Nur vier Jahre überlebt ihn Chopin, bevor er seiner, damals noch unheilbaren Krankheit erlag und in einem Ehrengrab auf dem Pariser Friedhof Père Lachaise, ebenfalls fern der polnischen Heimat, beigesetzt wurde. Sein Herz aber wurde nach Warschau gebracht. Seit fast 100 Jahren gibt es einen Warschauer Chopin-Klavierwettbewerb und seit bald 30 Jahren ein Filtsch Klavier-Festival im siebenbürgischen Hermannstadt – beide ein Zeichen der Verehrung dieser beiden komponierenden Ausnahme-Pianisten über Generationen hinweg.
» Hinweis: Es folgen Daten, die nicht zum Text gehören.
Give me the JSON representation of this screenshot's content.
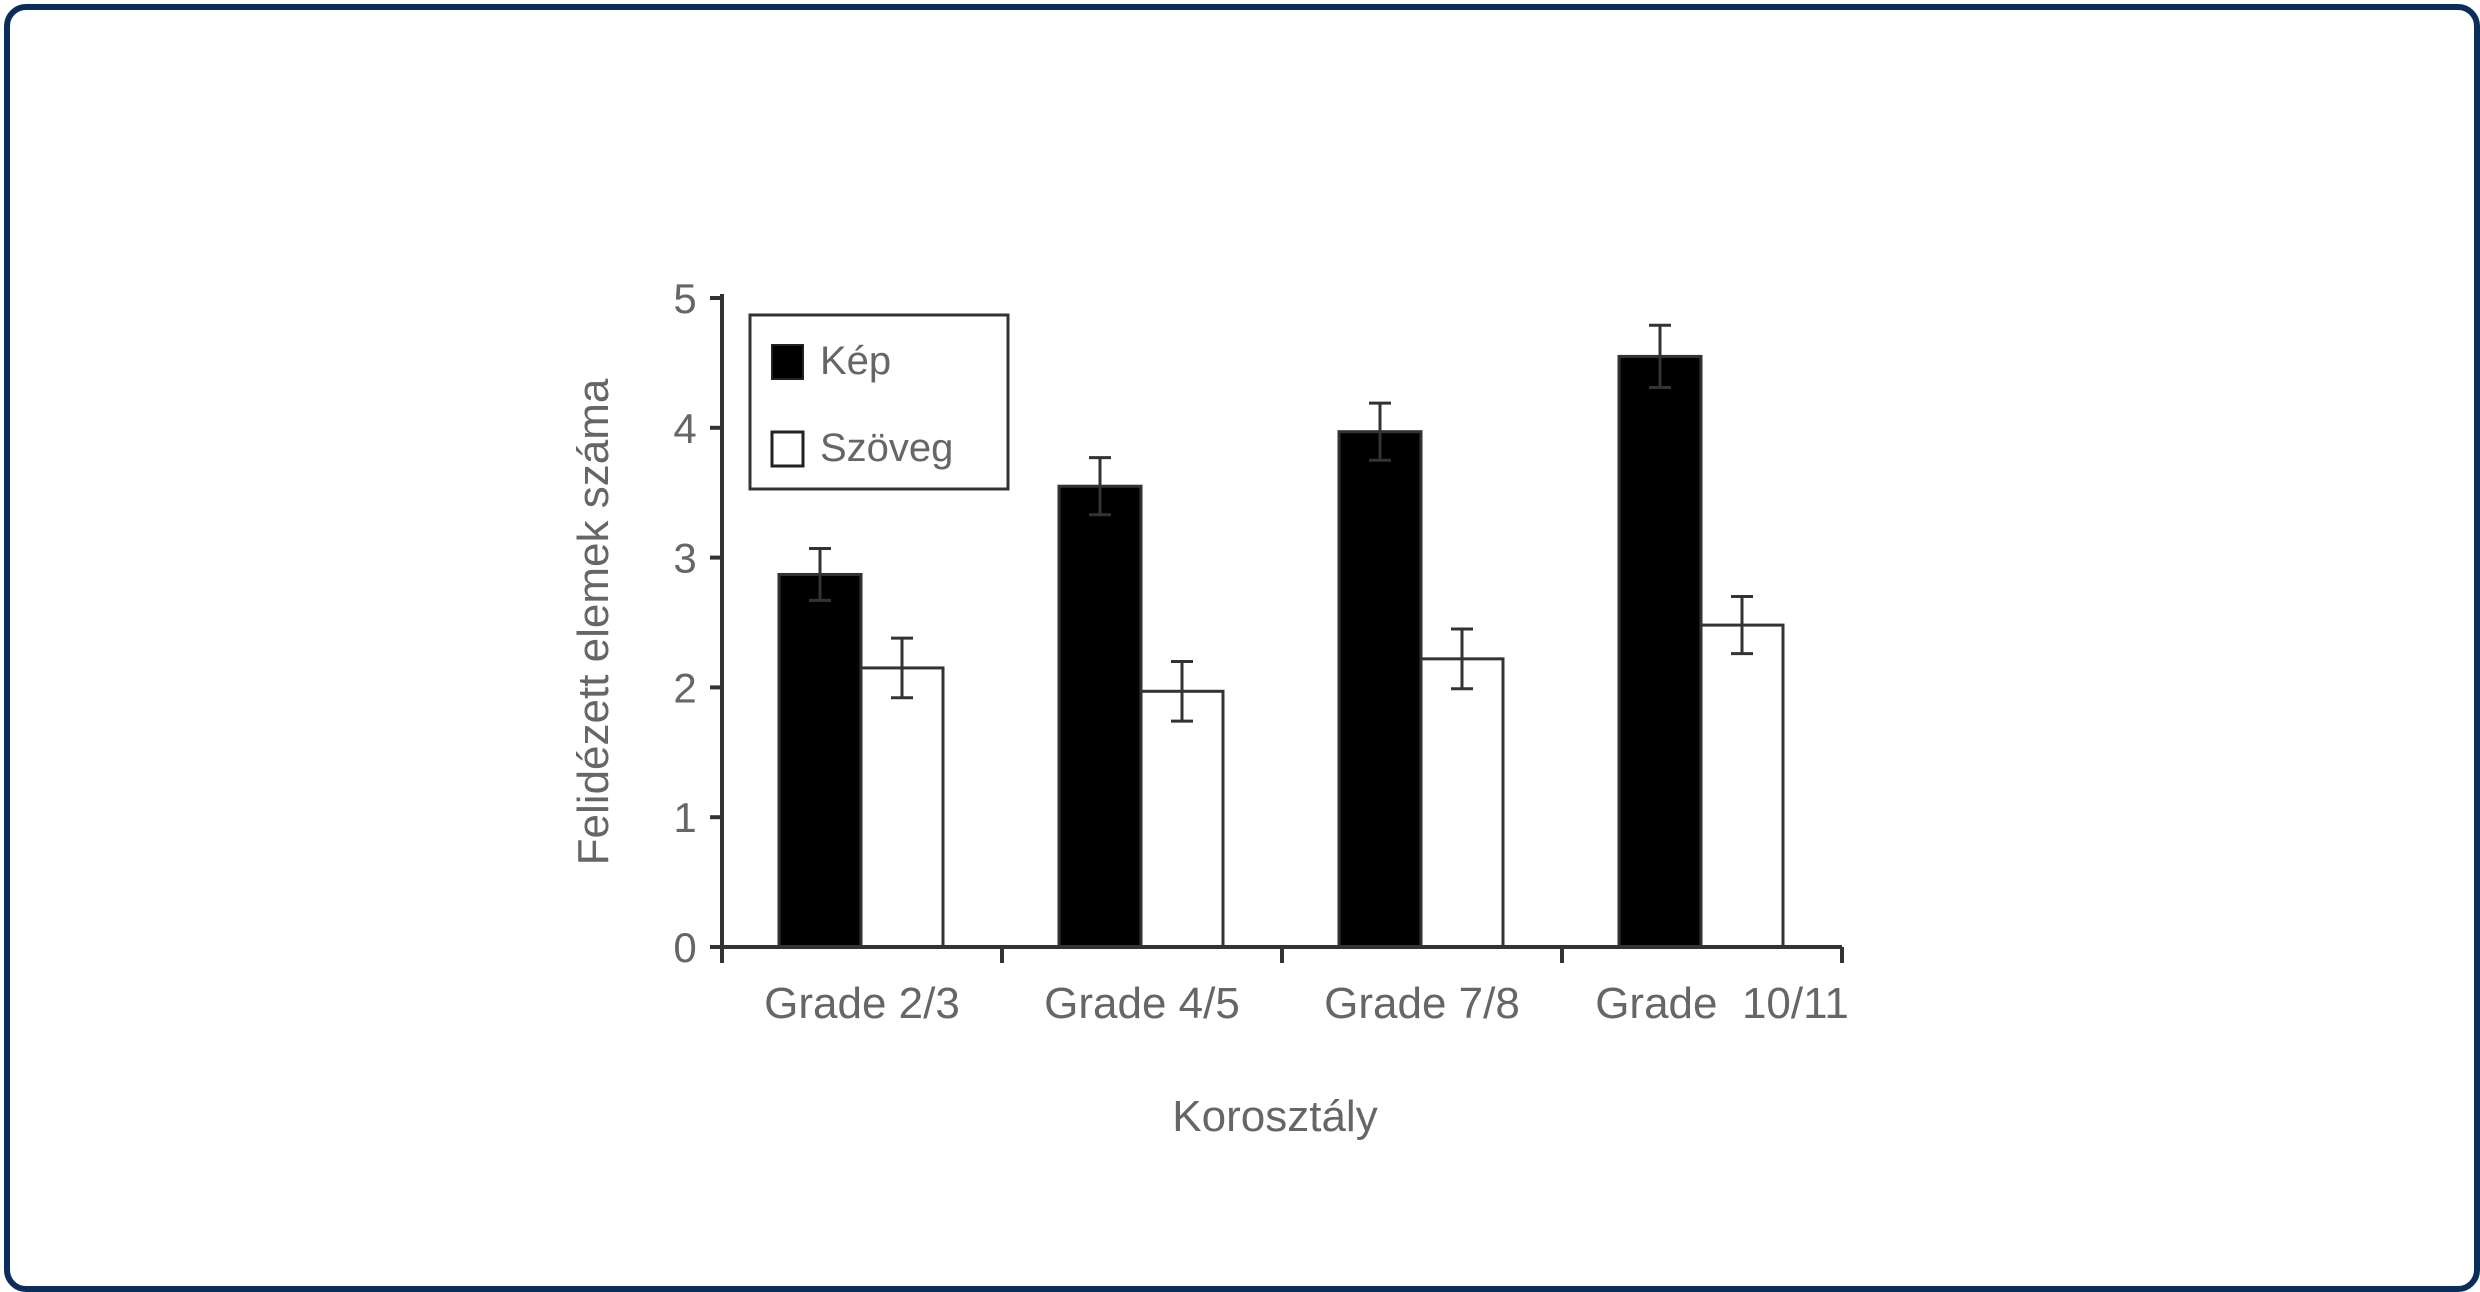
{
  "chart_data": {
    "type": "bar",
    "title": "",
    "xlabel": "Korosztály",
    "ylabel": "Felidézett elemek száma",
    "categories": [
      "Grade 2/3",
      "Grade 4/5",
      "Grade 7/8",
      "Grade  10/11"
    ],
    "ylim": [
      0,
      5
    ],
    "yticks": [
      0,
      1,
      2,
      3,
      4,
      5
    ],
    "series": [
      {
        "name": "Kép",
        "color": "#000000",
        "values": [
          2.87,
          3.55,
          3.97,
          4.55
        ],
        "errors": [
          0.2,
          0.22,
          0.22,
          0.24
        ]
      },
      {
        "name": "Szöveg",
        "color": "#ffffff",
        "values": [
          2.15,
          1.97,
          2.22,
          2.48
        ],
        "errors": [
          0.23,
          0.23,
          0.23,
          0.22
        ]
      }
    ],
    "legend_position": "top-left",
    "grid": false
  }
}
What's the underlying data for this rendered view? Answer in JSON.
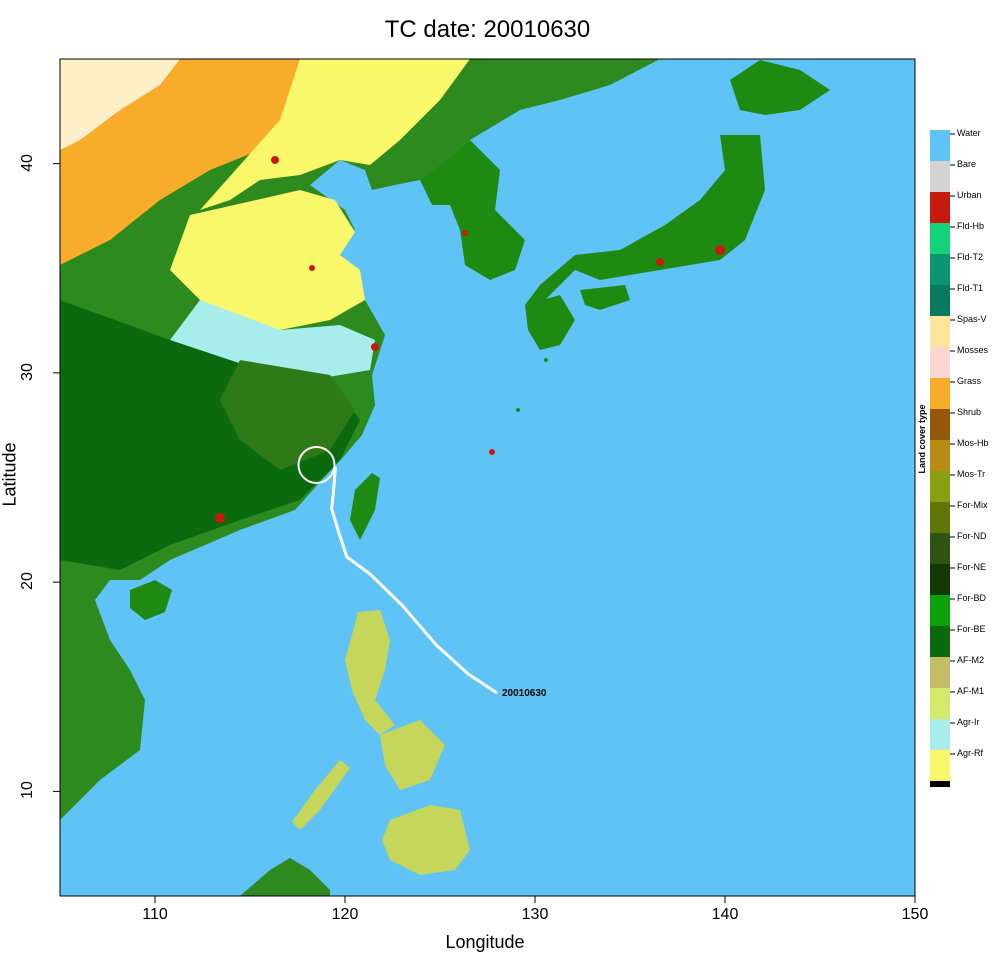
{
  "title": "TC date: 20010630",
  "xlabel": "Longitude",
  "ylabel": "Latitude",
  "legend_title": "Land cover type",
  "track_label": "20010630",
  "colors": {
    "water": "#5fc4f5",
    "coast": "#1a1a1a",
    "track": "#ffffff"
  },
  "chart_data": {
    "type": "map",
    "xlim": [
      105,
      150
    ],
    "ylim": [
      5,
      45
    ],
    "xticks": [
      "110",
      "120",
      "130",
      "140",
      "150"
    ],
    "yticks": [
      "10",
      "20",
      "30",
      "40"
    ],
    "xtick_values": [
      110,
      120,
      130,
      140,
      150
    ],
    "ytick_values": [
      10,
      20,
      30,
      40
    ],
    "storm_center": {
      "lon": 118.5,
      "lat": 25.6
    },
    "track": [
      {
        "lon": 128.0,
        "lat": 14.7
      },
      {
        "lon": 126.5,
        "lat": 15.6
      },
      {
        "lon": 124.8,
        "lat": 17.0
      },
      {
        "lon": 123.0,
        "lat": 18.9
      },
      {
        "lon": 121.3,
        "lat": 20.4
      },
      {
        "lon": 120.1,
        "lat": 21.2
      },
      {
        "lon": 119.7,
        "lat": 22.3
      },
      {
        "lon": 119.3,
        "lat": 23.5
      },
      {
        "lon": 119.4,
        "lat": 24.4
      },
      {
        "lon": 119.5,
        "lat": 25.5
      }
    ],
    "legend": [
      {
        "label": "Water",
        "color": "#5fc4f5"
      },
      {
        "label": "Bare",
        "color": "#d3d3d3"
      },
      {
        "label": "Urban",
        "color": "#c8190e"
      },
      {
        "label": "Fld-Hb",
        "color": "#12d27a"
      },
      {
        "label": "Fld-T2",
        "color": "#0b9672"
      },
      {
        "label": "Fld-T1",
        "color": "#087a60"
      },
      {
        "label": "Spas-V",
        "color": "#fde59b"
      },
      {
        "label": "Mosses",
        "color": "#fcd7d2"
      },
      {
        "label": "Grass",
        "color": "#f7ad2a"
      },
      {
        "label": "Shrub",
        "color": "#94580b"
      },
      {
        "label": "Mos-Hb",
        "color": "#b78b14"
      },
      {
        "label": "Mos-Tr",
        "color": "#889f0e"
      },
      {
        "label": "For-Mix",
        "color": "#617406"
      },
      {
        "label": "For-ND",
        "color": "#2f5311"
      },
      {
        "label": "For-NE",
        "color": "#123a06"
      },
      {
        "label": "For-BD",
        "color": "#0aa10a"
      },
      {
        "label": "For-BE",
        "color": "#0b6a0e"
      },
      {
        "label": "AF-M2",
        "color": "#c2bd66"
      },
      {
        "label": "AF-M1",
        "color": "#d4e967"
      },
      {
        "label": "Agr-Ir",
        "color": "#a9ecec"
      },
      {
        "label": "Agr-Rf",
        "color": "#f9f76a"
      }
    ]
  }
}
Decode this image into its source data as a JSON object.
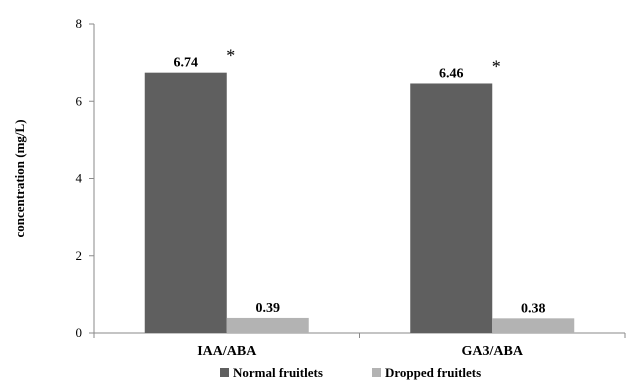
{
  "chart_data": {
    "type": "bar",
    "title": "",
    "xlabel": "",
    "ylabel": "concentration (mg/L)",
    "ylim": [
      0,
      8
    ],
    "yticks": [
      "0",
      "2",
      "4",
      "6",
      "8"
    ],
    "ytick_values": [
      0,
      2,
      4,
      6,
      8
    ],
    "categories": [
      "IAA/ABA",
      "GA3/ABA"
    ],
    "series": [
      {
        "name": "Normal fruitlets",
        "values": [
          6.74,
          6.46
        ],
        "labels": [
          "6.74",
          "6.46"
        ],
        "color": "#5f5f5f"
      },
      {
        "name": "Dropped fruitlets",
        "values": [
          0.39,
          0.38
        ],
        "labels": [
          "0.39",
          "0.38"
        ],
        "color": "#b3b3b3"
      }
    ],
    "significance_markers": [
      "*",
      "*"
    ],
    "grid": false,
    "legend_position": "bottom"
  }
}
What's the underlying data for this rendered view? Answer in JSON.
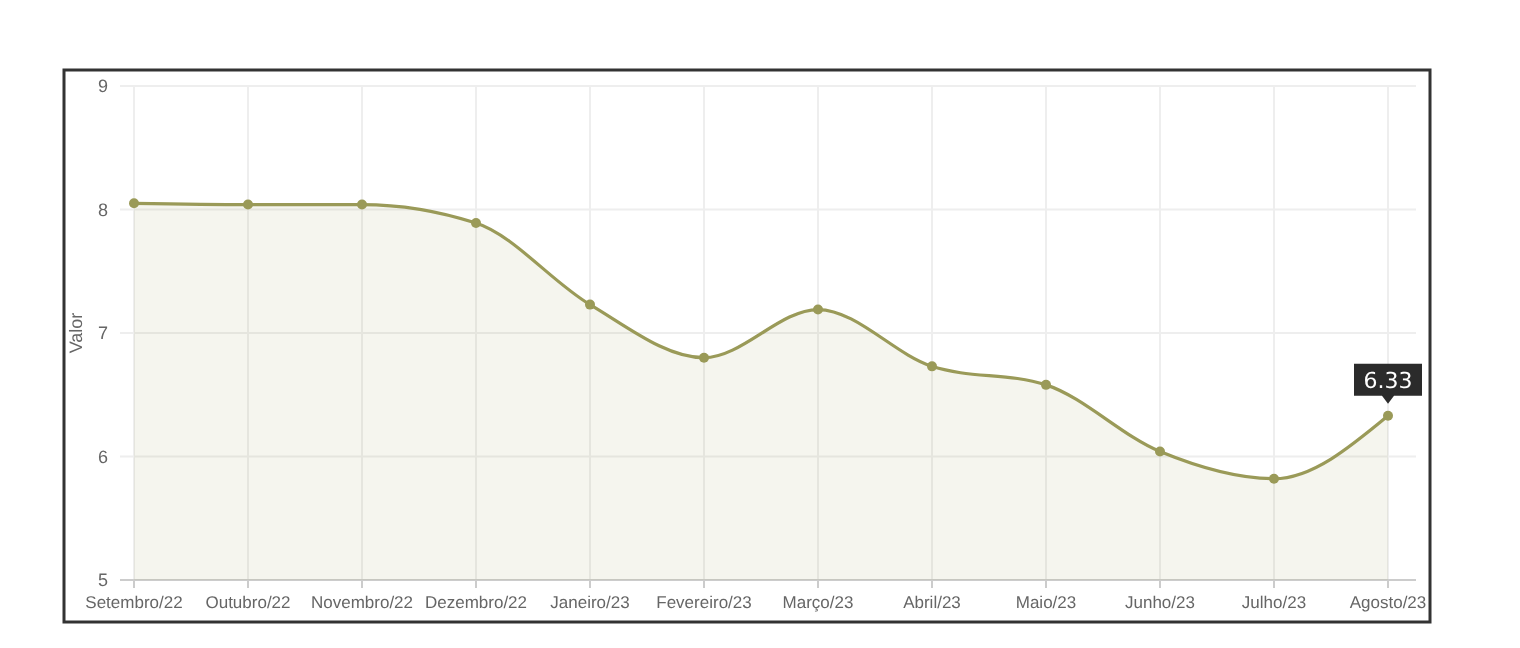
{
  "chart_data": {
    "type": "area",
    "ylabel": "Valor",
    "categories": [
      "Setembro/22",
      "Outubro/22",
      "Novembro/22",
      "Dezembro/22",
      "Janeiro/23",
      "Fevereiro/23",
      "Março/23",
      "Abril/23",
      "Maio/23",
      "Junho/23",
      "Julho/23",
      "Agosto/23"
    ],
    "series": [
      {
        "color": "#9a9a58",
        "values": [
          8.05,
          8.04,
          8.04,
          7.89,
          7.23,
          6.8,
          7.19,
          6.73,
          6.58,
          6.04,
          5.82,
          6.33
        ],
        "value_labels": [
          null,
          null,
          null,
          null,
          null,
          null,
          null,
          null,
          null,
          null,
          null,
          "6.33"
        ]
      }
    ],
    "ylim": [
      5,
      9
    ],
    "yticks": [
      5,
      6,
      7,
      8,
      9
    ],
    "grid": true,
    "marker": "circle"
  }
}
Dusil erwähnt noch ein von Hermann Hesse Chopin gewidmetes Gedicht, „Berceuse“ genannt. Mit der postum erschienenen „Nocturne cis-Moll“, deren Melodie sich leise verliert, quasi mit dem letzten Atemzug ausklingt, schließen Dagmar Dusil-Zink, Luise Pelger-Pomarius und der herausragende Ivan Shemchuk ihren gemeinsamen literarisch-musikalischen Nachmittag. Die textliche Vorlage hat Dusil mit großer Empathie und poetischer Ausmalung, mit erstaunlicher Quellenforschung und interpretatorischem Feingefühl zusammengestellt, beim Vortrag stand ihr gekonnt Luise Pelger-Pomarius zur Seite. Und dann war da noch der junge ukrainische Pianist mit polnischer Vergangenheit und aktuellem Wohnsitz im rumänischen Jassy, Ivan Shemchuk. Er absolvierte in den letzten Jahren verschiedene Meisterkurse, gewann schon eine beträchtliche Anzahl von Wettbewerben und kann auf zahlreiche Auftritte verweisen, die wahrscheinlich alle, so wie diesmal, sowohl seine Perfektion als auch seine Hingabe an ein seelenvolles Klavierspiel bezeugen.